The Pattern
Almost every mid-market AWS bill we audit has 20-35% pure waste - not architectural debt, not 'we should refactor', just money leaking through under-tuned defaults. The wins below are the five we ship in the first 90 days of every engagement, before any architectural work starts.
None of them require new code or downtime. All of them ship in days, not weeks.
1. Right-Size EC2 and RDS
Most mid-market EC2 fleets are sized for the worst day of 2022 and never resized. AWS Compute Optimizer scans your existing utilization and recommends instance type and size downgrades with high confidence.
- Pull the Compute Optimizer report for every account.
- Filter for 'over-provisioned' recommendations with high confidence.
- Schedule a maintenance window per instance, swap the type, validate the workload.
- Typical mid-market savings: 18-25% of EC2 spend in 30 days.
RDS works the same way - Performance Insights and CloudWatch metrics tell you whether your RDS instances are CPU- or memory-bound and what to downgrade to.
2. Switch to Savings Plans
If you are still on On-Demand pricing for compute that runs 24/7, you are leaving 30-40% on the table. Compute Savings Plans commit you to a dollar amount of compute per hour for 1 or 3 years - covering EC2, Fargate, and Lambda automatically.
- Pull Cost Explorer Savings Plan recommendations - AWS calculates the optimal commit based on your last 30 days of usage.
- Buy 70-80% of the recommended commit (leaving room for growth and elasticity).
- Choose 1-year for flexibility, 3-year for maximum discount if your workload is stable.
Most mid-market teams who have not yet adopted Savings Plans see 30%+ compute cost reduction within 24 hours of commit.
3. Delete or Lifecycle S3 Cold Data
S3 standard storage adds up. Most buckets we audit have 40-60% data that has not been accessed in 90+ days but is still on the standard tier.
- Enable S3 Storage Lens - shows you cold data by bucket, prefix, and tag.
- Create lifecycle policies that move objects from Standard to Standard-IA at 30 days, Glacier Instant at 90 days, Glacier Deep Archive at 180 days.
- For genuinely deletable data (old logs, transient build artifacts, archived snapshots), schedule a delete policy.
Typical S3 cost reduction: 35-50% on buckets with cold data.
4. Kill Idle Resources
Every AWS account has stuff nobody remembers spinning up - test environments, dev VPCs, unattached EBS volumes, orphaned snapshots, unused Elastic IPs. Trusted Advisor surfaces most of this automatically.
- Trusted Advisor checks: idle load balancers, idle RDS instances, unattached EBS volumes, unassociated Elastic IPs.
- Audit dev and staging accounts for environments that have not been deployed to in 60+ days.
- Schedule auto-shutdown on dev EC2 instances during evenings and weekends.
This is the lowest-architectural-risk win. Just deletion of stuff nobody is using. Typical savings: 5-10% of total bill.
5. Fix Data Transfer Costs
Data transfer charges are the most opaque line on most AWS bills. The biggest savings come from three patterns:
- Cross-AZ traffic for chatty services - move them to the same AZ or use VPC endpoints for AWS services.
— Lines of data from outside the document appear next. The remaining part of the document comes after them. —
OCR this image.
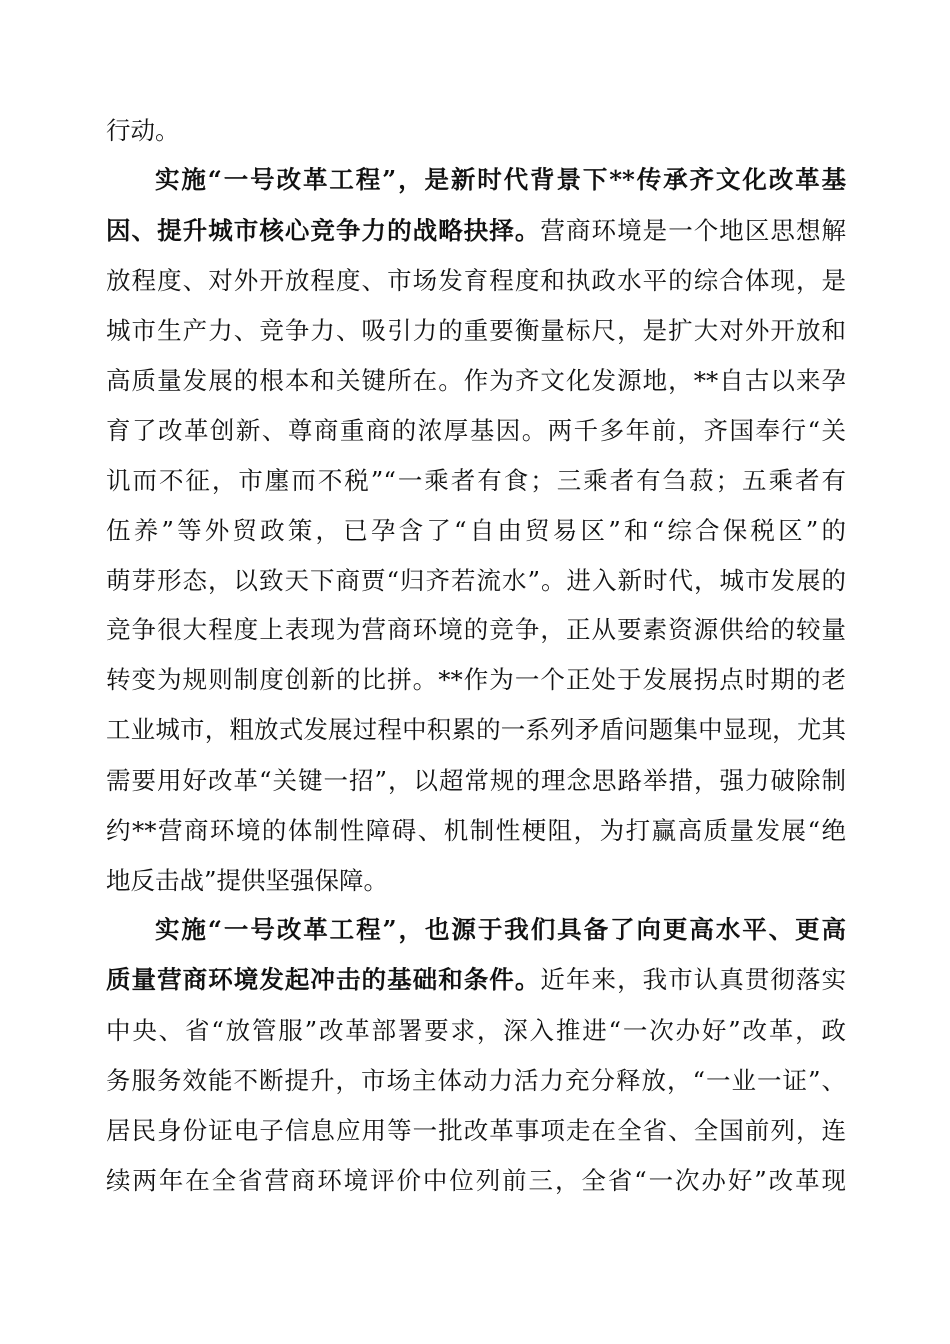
行动。
实施“一号改革工程”，是新时代背景下**传承齐文化改革基
因、提升城市核心竞争力的战略抉择。营商环境是一个地区思想解
放程度、对外开放程度、市场发育程度和执政水平的综合体现，是
城市生产力、竞争力、吸引力的重要衡量标尺，是扩大对外开放和
高质量发展的根本和关键所在。作为齐文化发源地，**自古以来孕
育了改革创新、尊商重商的浓厚基因。两千多年前，齐国奉行“关
讥而不征，市廛而不税”“一乘者有食；三乘者有刍菽；五乘者有
伍养”等外贸政策，已孕含了“自由贸易区”和“综合保税区”的
萌芽形态，以致天下商贾“归齐若流水”。进入新时代，城市发展的
竞争很大程度上表现为营商环境的竞争，正从要素资源供给的较量
转变为规则制度创新的比拼。**作为一个正处于发展拐点时期的老
工业城市，粗放式发展过程中积累的一系列矛盾问题集中显现，尤其
需要用好改革“关键一招”，以超常规的理念思路举措，强力破除制
约**营商环境的体制性障碍、机制性梗阻，为打赢高质量发展“绝
地反击战”提供坚强保障。
实施“一号改革工程”，也源于我们具备了向更高水平、更高
质量营商环境发起冲击的基础和条件。近年来，我市认真贯彻落实
中央、省“放管服”改革部署要求，深入推进“一次办好”改革，政
务服务效能不断提升，市场主体动力活力充分释放，“一业一证”、
居民身份证电子信息应用等一批改革事项走在全省、全国前列，连
续两年在全省营商环境评价中位列前三，全省“一次办好”改革现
- S3 egress to the public internet - put CloudFront in front of S3 to reduce per-GB cost.
- NAT Gateway charges on outbound traffic - use VPC endpoints (gateway and interface) to bypass NAT for AWS service traffic.
Mid-market teams routinely save 15-25% on data transfer with these three moves.
What This Adds Up To
Ship all five wins in 90 days and a typical mid-market team sees 22-35% total AWS bill reduction. None of it requires application rewrites. None of it requires downtime longer than a maintenance window. None of it touches the application layer.
This is what every FinOps engagement should ship before anyone talks about architectural change.